Después de escuchar la chacona de Bach en una vieja cinta de casete, Rhodes supo que su vida iba a consistir en eso a partir de entonces: "La mía iba a ser una existencia dedicada a la música y al piano. Lo supe sin cuestionármelo, feliz, sin el dudoso lujo de poder elegir. Y sé lo estereotipada que resulta esta afirmación, pero esa pieza se convirtió en mi refugio. Siempre que estaba angustiado (siempre que estaba despierto) se me repetía en la cabeza. Se iban marcando ritmos, sus voces se ejecutaban una y otra vez, se alteraban, se sometían a experimentos. Yo me sumergía en su interior como si fuera una especie de laberinto musical y deambulaba por él, perdido y feliz.

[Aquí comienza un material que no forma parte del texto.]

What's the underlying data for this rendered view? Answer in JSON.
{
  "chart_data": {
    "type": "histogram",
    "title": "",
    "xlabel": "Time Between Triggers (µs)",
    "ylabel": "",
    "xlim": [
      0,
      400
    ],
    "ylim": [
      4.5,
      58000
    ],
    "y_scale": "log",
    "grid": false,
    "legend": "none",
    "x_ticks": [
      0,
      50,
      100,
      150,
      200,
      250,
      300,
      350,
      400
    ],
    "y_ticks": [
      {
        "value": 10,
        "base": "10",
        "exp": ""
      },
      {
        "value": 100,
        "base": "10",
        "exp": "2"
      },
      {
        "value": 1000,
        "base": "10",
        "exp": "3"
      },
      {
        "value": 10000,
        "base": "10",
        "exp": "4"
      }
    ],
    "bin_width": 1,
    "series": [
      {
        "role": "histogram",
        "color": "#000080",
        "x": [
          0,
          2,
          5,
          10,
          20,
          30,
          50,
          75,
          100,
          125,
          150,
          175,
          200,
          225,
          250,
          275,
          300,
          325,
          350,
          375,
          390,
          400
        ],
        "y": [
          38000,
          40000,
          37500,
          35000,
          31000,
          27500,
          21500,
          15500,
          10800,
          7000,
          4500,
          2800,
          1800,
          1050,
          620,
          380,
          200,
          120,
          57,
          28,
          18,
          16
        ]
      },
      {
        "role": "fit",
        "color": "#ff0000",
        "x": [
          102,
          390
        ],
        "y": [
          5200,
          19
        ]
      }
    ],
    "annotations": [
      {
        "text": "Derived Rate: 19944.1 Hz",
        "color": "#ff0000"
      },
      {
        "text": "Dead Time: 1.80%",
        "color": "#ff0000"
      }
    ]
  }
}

La pieza determinó mi vida; sin ella habría muerto hace años, estoy convencido".

Hay un género de literatura que sólo los que han sufrido grandes dolencias, trastornos o dificultades saben hacer. Y lo saben hacer muy bien. En esa literatura de la recuperación de la memoria personal y venganza contra sí mismo es en la que hay que situar el libro de Rhodes, tan complicado de escribir (a partir de las 3.47 de la madrugada) como fácil y divertido de leer, en el que el autor lucha al mismo tiempo con las palabras y con los recuerdos, poniendo en su escritura ironía y precavida distancia. Y en el centro de todo, la música, que le sirve para organizar el relato desde la perspectiva de un recital musical que tiene mucho de encuentro celebrativo. Bach (Variaciones Goldberg), Prokófiev (Concierto para piano nº 2), Schubert (Trío para piano nº 2 en mi bemol), Beethoven (Sonata para piano nº 32, Op. III), Ravel (Trío para piano) y Liszt (Danza macabra), son algunos de los compositores a los que Rhodes rinde homenaje en sus memorias. Un libro francamente destacable por lo que cuenta y cómo lo cuenta.